From the first settlements to the modern day
Recent archaeological findings have shown that people were present in the Val di Fassa as far back as 8000-5000 B.C. This totally contradicts the scientific belief that the valley was completelyuninhabited and unknown to man before the year 1000. The traces that have been found most probably belonged to hunters from more southern plains looking for game. Archaeological excavations in Mazzin and Campitello have confirmed that the valley was the site of organised settlements whose inhabitant grew crops and raised animals, as far back as the Bronze Age (1800-900 B.C.). The existence of stable, culturally united settlements was confirmed by a sensational finding in 1968: the remains of a Rhaetian prehistoric walled settlement on Dos dei Pigui in Mazzin. Walled defences, ceramic objects, ornaments and arms were found at his site. With the Roman conquest in the first century A.D., the Rhaetian peoples were annexed to the Roman Empire. The subsequent spread of Latin, which permeated the Rhaetian language formed the origin of Ladin. There is also evidence of the Roman presence in the clearly Latin origins of the place names (Vigo-Vicus, Larcioné-Laricetum, etc.). The oldest written evidence dates back to 1144 A.D. From 1050 onwards, the Val di Fassa came under the jurisdiction of the Prince Bishop of Bressanone, where it remained until 1803; in that year, the entire Principality was annexed to Tyrol. During these centuries the population of Fassa was organised into “Communities of Fassa”, divided into 7 Orders, corresponding to the 7 modern-day municipalities, with institutions of Lombard origin.

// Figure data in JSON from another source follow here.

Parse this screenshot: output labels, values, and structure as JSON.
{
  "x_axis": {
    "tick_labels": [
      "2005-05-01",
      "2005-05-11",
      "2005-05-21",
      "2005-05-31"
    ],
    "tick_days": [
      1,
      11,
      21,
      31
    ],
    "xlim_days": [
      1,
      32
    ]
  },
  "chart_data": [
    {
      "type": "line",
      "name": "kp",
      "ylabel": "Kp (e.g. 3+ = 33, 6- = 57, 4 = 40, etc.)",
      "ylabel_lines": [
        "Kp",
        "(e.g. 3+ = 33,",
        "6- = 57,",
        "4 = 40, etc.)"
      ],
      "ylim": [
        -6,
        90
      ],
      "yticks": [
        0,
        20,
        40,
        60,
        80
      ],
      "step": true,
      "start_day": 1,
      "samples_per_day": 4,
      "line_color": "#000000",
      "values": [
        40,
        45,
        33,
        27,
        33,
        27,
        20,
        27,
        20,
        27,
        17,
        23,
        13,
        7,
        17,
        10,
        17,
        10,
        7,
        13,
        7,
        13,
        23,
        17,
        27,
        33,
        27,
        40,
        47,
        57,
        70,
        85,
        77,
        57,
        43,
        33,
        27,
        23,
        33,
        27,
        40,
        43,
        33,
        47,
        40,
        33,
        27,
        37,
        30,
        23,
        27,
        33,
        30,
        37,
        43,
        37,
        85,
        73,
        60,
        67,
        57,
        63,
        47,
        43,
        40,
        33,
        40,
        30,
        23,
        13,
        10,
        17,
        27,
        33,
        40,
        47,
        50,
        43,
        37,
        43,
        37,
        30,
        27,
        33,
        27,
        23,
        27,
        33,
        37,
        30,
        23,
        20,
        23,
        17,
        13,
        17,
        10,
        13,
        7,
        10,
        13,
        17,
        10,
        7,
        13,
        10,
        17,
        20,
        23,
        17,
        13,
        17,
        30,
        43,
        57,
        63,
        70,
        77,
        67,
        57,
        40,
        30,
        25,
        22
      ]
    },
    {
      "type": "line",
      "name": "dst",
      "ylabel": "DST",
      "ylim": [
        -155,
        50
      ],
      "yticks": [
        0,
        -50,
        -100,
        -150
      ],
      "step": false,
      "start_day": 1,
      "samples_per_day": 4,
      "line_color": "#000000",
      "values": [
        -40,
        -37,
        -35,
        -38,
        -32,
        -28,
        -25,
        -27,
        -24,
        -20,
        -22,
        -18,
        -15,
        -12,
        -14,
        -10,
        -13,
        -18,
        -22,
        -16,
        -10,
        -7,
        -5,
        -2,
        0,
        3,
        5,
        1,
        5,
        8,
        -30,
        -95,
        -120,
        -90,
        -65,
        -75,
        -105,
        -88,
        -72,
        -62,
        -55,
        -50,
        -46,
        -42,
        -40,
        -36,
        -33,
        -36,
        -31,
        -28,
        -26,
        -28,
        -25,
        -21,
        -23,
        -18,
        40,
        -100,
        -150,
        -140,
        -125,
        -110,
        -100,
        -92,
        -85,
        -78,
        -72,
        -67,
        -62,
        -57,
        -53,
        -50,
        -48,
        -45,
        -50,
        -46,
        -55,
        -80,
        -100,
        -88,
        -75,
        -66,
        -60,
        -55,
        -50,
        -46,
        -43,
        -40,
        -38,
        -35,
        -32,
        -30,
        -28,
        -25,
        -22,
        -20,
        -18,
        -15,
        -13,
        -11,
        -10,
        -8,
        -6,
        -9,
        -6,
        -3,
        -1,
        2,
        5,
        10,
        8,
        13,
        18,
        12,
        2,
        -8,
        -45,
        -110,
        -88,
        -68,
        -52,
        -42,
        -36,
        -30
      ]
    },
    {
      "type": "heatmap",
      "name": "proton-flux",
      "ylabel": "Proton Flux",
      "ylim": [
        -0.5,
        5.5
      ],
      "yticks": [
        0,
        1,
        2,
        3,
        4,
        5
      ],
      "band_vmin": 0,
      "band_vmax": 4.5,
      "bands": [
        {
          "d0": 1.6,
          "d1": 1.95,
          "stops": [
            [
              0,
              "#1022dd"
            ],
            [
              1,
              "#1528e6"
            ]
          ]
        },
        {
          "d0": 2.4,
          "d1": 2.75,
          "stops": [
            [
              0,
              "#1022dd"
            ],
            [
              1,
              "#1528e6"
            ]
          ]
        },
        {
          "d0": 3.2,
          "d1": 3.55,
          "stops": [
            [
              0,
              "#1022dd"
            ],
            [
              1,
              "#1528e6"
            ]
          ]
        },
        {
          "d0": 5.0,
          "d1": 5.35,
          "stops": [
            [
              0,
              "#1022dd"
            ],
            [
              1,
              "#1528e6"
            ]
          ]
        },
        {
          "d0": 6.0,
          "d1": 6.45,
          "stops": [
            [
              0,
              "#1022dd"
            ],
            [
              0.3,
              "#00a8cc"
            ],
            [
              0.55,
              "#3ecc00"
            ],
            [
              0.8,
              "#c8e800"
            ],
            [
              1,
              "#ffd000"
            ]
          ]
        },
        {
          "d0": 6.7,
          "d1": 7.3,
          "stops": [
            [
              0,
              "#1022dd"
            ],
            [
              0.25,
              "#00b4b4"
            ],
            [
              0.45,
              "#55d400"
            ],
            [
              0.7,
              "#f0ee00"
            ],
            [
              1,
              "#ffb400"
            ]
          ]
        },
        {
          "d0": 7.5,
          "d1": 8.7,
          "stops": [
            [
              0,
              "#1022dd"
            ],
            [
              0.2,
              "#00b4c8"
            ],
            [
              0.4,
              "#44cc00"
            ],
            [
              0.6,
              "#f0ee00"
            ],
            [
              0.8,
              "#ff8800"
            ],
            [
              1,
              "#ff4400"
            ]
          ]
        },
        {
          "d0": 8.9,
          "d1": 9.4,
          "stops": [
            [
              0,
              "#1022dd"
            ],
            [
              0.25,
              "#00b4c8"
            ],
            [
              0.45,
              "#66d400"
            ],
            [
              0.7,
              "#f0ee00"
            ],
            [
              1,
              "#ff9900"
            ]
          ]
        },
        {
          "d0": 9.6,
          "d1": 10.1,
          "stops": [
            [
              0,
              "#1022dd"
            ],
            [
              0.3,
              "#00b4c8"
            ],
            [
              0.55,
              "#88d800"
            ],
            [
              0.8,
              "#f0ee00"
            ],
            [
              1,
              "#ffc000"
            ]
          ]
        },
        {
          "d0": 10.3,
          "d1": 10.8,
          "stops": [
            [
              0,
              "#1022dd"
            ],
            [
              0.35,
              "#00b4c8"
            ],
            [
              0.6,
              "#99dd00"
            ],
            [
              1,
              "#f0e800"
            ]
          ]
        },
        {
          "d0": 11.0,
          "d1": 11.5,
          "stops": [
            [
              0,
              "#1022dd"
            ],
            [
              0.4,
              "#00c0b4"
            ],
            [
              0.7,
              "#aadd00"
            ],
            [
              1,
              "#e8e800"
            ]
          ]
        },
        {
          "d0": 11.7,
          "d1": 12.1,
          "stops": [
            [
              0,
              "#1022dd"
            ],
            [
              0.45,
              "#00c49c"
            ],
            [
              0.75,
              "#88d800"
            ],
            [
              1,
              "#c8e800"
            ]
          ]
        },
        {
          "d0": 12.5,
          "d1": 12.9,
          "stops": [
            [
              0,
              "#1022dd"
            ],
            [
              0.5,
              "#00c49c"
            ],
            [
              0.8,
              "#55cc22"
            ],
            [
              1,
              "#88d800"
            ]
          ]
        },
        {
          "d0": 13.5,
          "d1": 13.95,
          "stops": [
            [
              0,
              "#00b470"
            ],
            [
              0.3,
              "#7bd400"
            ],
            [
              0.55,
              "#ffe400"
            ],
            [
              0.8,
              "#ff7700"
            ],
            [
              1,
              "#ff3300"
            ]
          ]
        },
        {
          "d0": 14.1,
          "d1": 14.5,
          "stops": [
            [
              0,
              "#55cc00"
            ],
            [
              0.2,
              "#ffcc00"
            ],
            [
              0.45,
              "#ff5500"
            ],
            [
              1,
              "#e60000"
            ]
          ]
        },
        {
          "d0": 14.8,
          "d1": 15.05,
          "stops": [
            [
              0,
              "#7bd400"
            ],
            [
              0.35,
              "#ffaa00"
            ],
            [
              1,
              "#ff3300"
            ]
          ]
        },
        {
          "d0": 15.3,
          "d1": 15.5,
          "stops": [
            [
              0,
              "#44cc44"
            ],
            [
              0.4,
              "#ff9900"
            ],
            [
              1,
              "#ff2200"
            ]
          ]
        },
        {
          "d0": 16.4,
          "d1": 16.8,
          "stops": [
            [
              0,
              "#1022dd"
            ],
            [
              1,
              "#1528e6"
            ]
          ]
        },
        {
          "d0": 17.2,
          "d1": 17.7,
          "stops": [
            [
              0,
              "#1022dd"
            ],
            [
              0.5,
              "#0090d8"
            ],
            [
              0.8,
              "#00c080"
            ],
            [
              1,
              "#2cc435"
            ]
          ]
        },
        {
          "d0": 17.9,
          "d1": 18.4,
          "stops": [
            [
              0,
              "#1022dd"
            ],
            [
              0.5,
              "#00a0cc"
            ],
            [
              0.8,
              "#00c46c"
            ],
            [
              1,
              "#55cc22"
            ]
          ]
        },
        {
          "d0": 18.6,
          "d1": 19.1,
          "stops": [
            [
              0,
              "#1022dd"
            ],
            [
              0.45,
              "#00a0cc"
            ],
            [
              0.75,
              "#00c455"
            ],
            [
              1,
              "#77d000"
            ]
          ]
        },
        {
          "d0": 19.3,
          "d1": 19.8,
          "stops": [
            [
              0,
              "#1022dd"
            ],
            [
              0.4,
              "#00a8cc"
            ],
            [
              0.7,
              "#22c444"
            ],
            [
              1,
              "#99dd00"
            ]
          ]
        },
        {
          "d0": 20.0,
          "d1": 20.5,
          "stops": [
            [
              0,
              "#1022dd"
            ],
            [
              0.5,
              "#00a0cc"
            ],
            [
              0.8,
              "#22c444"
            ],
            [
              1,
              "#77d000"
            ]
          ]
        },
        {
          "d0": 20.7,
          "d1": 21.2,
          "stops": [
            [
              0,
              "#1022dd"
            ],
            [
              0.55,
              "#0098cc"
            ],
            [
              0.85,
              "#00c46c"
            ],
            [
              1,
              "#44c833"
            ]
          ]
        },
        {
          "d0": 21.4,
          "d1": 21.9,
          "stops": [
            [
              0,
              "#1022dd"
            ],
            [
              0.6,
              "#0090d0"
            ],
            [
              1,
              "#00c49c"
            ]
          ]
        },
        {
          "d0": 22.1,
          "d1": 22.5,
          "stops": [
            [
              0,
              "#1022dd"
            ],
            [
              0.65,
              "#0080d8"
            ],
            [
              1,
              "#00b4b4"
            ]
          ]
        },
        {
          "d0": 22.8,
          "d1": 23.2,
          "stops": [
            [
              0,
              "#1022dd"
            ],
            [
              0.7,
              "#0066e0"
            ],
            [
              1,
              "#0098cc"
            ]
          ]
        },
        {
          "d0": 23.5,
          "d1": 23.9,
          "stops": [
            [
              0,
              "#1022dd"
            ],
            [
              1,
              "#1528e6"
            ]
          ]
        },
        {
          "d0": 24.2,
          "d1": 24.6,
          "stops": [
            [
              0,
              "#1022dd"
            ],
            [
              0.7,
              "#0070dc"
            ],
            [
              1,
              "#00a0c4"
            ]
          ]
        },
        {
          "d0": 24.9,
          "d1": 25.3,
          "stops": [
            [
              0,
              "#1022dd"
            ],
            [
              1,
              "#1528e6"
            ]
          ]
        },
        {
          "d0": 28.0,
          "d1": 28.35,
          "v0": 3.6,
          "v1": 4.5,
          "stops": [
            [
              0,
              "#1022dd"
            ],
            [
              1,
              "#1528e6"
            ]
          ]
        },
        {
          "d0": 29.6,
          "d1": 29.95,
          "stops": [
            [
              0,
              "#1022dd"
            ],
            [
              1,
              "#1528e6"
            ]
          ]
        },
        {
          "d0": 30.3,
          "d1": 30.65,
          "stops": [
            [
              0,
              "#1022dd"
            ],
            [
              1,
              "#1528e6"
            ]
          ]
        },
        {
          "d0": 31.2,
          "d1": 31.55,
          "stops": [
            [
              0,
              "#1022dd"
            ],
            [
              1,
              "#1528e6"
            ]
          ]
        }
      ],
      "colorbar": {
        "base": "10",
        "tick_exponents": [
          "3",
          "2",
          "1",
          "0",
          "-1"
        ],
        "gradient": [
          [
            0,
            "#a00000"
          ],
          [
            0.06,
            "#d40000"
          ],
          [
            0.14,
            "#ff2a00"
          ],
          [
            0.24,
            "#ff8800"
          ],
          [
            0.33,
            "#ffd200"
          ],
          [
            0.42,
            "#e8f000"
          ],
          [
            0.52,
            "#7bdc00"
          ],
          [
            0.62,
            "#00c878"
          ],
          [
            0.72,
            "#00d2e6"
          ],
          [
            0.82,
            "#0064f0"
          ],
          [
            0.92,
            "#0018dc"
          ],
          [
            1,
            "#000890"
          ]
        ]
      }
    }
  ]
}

The outbreak of the first World War also brutally involved the Val di Fassa. The front practically crossed the entire valley and today it is still possible to see evidence of that tragic event: from the Val San Nicolò, to the Marmolada with its ice city; in fact, tunnels were dug in the rocks and ice of the Marmolada glaciers and these can still be visited today. On 24 November 1918 the Val di Fassa, which had been under Austrian rule, passed to the Kingdom of Italy with the arrival of the Italian troops.